18/12/2024 | FRANCE | N°23PA01591

France | France, Cour administrative d'appel de PARIS, 6ème chambre, 18 décembre 2024, 23PA01591


Vu les autres pièces du dossier.



Vu :

- le code civil ;

- l'ordonnance n° 2015-899 du 23 juillet 2015 ;

- le décret n° 2016-360 du 25 mars 2016 ;

- l'arrêté du 19 janvier 2009 portant approbation du cahier des clauses et conditions générales applicables aux marchés publics de fournitures courantes ou de services ;

- le code de justice administrative.



Les parties ont été régulièrement averties du jour de l'audience.



Ont été entendus au cours de l

'audience publique :

- le rapport de Mme Jayer,

- les conclusions de Mme Naudin, rapporteure publique,

- les ob...

Vu les autres pièces du dossier.

Vu :

- le code civil ;

- l'ordonnance n° 2015-899 du 23 juillet 2015 ;

- le décret n° 2016-360 du 25 mars 2016 ;

- l'arrêté du 19 janvier 2009 portant approbation du cahier des clauses et conditions générales applicables aux marchés publics de fournitures courantes ou de services ;

- le code de justice administrative.

Les parties ont été régulièrement averties du jour de l'audience.

Ont été entendus au cours de l'audience publique :

- le rapport de Mme Jayer,

- les conclusions de Mme Naudin, rapporteure publique,

- les observations de Me Larmet, pour EPPDCSI,

- et les observations de Me Vicquenault, pour la société Onet Services.

Considérant ce qui suit :

1. Par accord-cadre à prix global et forfaitaire et, pour partie, à bons de commande sans montant maximum, notifié le 15 mars 2017, l'Etablissement public du Palais de la Découverte et de la Cité des Sciences et de l'Industrie (EPPDCSI) a attribué à la société Onet Services l'exécution de prestations de nettoyage du bâtiment principal de la Cité des Sciences et de l'Industrie, de son contenu, de la vitrerie et des façades accessibles, pour la période allant du 1er avril 2017 au 31 mai 2021. A la suite d'un dégât des eaux survenu le 4 mars 2021, l'EPDDCSI a décidé de fermer les locaux concernés et en a interdit totalement l'accès aux personnels internes et externes.
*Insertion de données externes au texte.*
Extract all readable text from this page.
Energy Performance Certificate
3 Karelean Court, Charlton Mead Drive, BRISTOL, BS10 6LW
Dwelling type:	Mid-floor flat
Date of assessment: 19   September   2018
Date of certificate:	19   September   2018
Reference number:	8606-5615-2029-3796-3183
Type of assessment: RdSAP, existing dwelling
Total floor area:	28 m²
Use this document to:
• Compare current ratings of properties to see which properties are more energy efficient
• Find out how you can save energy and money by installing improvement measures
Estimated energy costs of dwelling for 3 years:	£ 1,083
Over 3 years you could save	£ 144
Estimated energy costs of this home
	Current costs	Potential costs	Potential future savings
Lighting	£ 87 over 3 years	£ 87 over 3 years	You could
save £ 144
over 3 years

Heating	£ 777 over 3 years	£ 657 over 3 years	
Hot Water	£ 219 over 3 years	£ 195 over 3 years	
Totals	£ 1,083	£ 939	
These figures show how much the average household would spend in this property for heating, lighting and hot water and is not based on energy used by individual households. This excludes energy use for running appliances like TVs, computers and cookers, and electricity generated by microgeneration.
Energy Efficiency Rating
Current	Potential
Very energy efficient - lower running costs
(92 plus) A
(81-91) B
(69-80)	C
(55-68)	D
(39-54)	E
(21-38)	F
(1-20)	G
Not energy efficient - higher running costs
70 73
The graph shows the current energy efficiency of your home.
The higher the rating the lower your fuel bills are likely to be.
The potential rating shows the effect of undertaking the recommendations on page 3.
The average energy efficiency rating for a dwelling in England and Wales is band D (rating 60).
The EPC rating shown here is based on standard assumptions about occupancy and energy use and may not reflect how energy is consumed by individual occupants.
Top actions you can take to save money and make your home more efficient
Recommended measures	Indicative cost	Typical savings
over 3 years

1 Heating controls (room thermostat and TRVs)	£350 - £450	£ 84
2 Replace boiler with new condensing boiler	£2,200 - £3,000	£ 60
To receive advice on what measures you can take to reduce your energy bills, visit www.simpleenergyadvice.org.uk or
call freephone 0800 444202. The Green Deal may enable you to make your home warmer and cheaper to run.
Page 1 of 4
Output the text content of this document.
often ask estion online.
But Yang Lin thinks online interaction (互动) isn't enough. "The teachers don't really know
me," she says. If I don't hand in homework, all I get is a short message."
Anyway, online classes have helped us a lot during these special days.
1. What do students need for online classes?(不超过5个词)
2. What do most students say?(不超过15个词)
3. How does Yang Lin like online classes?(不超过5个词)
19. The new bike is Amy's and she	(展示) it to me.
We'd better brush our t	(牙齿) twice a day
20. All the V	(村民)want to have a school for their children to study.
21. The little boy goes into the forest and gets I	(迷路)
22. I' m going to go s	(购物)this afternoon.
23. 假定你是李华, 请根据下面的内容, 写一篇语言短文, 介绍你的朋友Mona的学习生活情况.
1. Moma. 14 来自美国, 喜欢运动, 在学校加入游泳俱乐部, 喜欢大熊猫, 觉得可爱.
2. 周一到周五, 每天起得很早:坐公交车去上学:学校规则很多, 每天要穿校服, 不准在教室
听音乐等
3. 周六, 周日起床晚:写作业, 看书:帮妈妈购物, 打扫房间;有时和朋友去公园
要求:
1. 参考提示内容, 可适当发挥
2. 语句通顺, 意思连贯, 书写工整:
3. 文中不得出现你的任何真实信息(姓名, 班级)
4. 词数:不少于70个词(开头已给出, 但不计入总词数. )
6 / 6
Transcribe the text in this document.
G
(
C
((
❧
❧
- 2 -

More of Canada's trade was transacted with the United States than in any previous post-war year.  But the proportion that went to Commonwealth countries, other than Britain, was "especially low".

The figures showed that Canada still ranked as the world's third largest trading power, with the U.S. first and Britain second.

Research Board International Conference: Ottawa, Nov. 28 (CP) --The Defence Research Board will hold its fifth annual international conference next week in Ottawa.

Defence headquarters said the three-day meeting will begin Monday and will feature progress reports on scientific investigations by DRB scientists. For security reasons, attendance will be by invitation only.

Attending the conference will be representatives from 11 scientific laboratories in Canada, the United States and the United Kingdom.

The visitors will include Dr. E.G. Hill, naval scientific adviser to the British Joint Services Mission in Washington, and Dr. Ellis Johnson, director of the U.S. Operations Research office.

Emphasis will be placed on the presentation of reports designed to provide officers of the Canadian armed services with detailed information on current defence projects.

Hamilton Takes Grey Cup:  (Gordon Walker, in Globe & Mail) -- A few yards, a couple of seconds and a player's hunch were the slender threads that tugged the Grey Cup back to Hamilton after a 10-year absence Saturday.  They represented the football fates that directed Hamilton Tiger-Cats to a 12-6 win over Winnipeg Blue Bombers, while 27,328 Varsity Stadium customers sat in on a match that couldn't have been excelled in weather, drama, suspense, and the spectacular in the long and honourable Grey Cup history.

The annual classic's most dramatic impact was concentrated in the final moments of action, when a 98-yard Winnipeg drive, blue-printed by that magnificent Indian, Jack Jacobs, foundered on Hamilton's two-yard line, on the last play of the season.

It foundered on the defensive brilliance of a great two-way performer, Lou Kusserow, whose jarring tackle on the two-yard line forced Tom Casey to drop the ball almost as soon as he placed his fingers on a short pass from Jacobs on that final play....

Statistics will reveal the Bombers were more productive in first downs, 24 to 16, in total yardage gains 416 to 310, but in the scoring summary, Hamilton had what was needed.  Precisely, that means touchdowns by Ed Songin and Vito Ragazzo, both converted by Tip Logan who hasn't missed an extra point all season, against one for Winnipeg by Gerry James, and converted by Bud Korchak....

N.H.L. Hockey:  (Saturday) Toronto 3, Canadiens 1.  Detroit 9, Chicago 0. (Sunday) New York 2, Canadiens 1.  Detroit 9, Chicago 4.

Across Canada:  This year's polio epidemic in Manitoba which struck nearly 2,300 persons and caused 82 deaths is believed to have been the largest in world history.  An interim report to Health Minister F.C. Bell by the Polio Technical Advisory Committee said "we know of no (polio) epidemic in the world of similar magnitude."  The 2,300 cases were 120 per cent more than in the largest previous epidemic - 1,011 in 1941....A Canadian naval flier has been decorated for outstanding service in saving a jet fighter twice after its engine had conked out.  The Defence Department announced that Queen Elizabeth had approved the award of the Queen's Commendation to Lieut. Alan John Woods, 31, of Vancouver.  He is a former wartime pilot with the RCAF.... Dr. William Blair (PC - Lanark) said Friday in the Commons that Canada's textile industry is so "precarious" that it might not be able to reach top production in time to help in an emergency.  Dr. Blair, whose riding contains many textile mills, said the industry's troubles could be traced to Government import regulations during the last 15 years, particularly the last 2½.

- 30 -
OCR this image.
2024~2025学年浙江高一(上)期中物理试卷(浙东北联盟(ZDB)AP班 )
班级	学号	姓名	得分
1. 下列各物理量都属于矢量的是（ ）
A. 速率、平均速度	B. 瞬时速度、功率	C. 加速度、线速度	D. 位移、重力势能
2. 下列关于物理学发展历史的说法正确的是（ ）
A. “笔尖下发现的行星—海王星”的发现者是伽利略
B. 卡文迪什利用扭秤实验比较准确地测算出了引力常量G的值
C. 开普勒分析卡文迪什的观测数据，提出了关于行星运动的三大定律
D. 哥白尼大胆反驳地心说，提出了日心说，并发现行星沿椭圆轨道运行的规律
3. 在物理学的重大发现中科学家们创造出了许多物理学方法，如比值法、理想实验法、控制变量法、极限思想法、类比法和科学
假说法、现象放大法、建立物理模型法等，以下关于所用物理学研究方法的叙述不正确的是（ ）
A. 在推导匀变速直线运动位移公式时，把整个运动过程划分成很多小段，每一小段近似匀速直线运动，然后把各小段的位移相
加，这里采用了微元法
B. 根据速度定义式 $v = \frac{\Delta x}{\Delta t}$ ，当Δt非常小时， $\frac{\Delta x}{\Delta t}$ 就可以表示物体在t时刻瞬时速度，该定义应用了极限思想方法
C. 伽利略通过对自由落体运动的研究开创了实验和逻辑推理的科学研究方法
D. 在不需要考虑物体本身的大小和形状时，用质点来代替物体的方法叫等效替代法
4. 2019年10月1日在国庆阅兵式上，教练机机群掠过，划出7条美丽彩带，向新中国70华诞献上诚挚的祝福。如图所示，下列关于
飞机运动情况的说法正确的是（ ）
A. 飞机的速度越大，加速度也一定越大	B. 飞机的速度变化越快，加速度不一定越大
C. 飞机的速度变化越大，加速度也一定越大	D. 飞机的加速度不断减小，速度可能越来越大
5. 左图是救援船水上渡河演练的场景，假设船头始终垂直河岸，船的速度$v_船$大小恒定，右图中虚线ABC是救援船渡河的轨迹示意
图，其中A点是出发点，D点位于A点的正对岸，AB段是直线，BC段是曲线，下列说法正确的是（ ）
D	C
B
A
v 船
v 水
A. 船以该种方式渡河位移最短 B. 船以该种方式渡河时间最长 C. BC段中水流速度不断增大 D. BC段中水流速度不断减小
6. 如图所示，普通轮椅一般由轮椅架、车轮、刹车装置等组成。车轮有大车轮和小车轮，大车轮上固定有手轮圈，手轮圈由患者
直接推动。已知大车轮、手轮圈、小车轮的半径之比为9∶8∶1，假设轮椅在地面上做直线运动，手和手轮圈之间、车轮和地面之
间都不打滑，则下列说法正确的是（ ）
Les 6, 7 et 11 mars 2021, il a informé la société Onet Services de la suspension de ses prestations et de l'interdiction préventive de l'accès au site, avec effet immédiat. La reprise de l'activité est intervenue le 26 avril suivant. Les 31 mars, 30 avril et 31 mai 2021, la société Onet Services a adressé à l'EPDDCSI six factures pour des prestations forfaitaires de nettoyage au titre desdits mois, d'un montant total de 418 198,53 euros toutes taxes comprises (TTC). Le 30 juillet 2021, en l'absence de règlement, elle a adressé à son cocontractant une mise en demeure de payer cette somme sous 15 jours. Le 1er septembre 2021, elle a adressé à l'EPDDCSI un mémoire en réclamation portant sur le règlement des factures. Saisi par la société Onet Services à la suite du rejet de ce mémoire le 2 novembre 2021, le tribunal administratif de Paris a, par jugement du 23 février 2023, fixé le solde du marché restant à régler à la somme de 217 362,72 euros hors taxes (HT) augmentée des intérêts moratoires au taux contractuel à compter du 1er septembre 2021, avec capitalisation, et a mis à la charge de ce dernier le paiement de l'indemnité forfaitaire contractuelle pour chacune des factures non réglées pour un montant total de 240 euros. L'EPPDCSI en relève appel.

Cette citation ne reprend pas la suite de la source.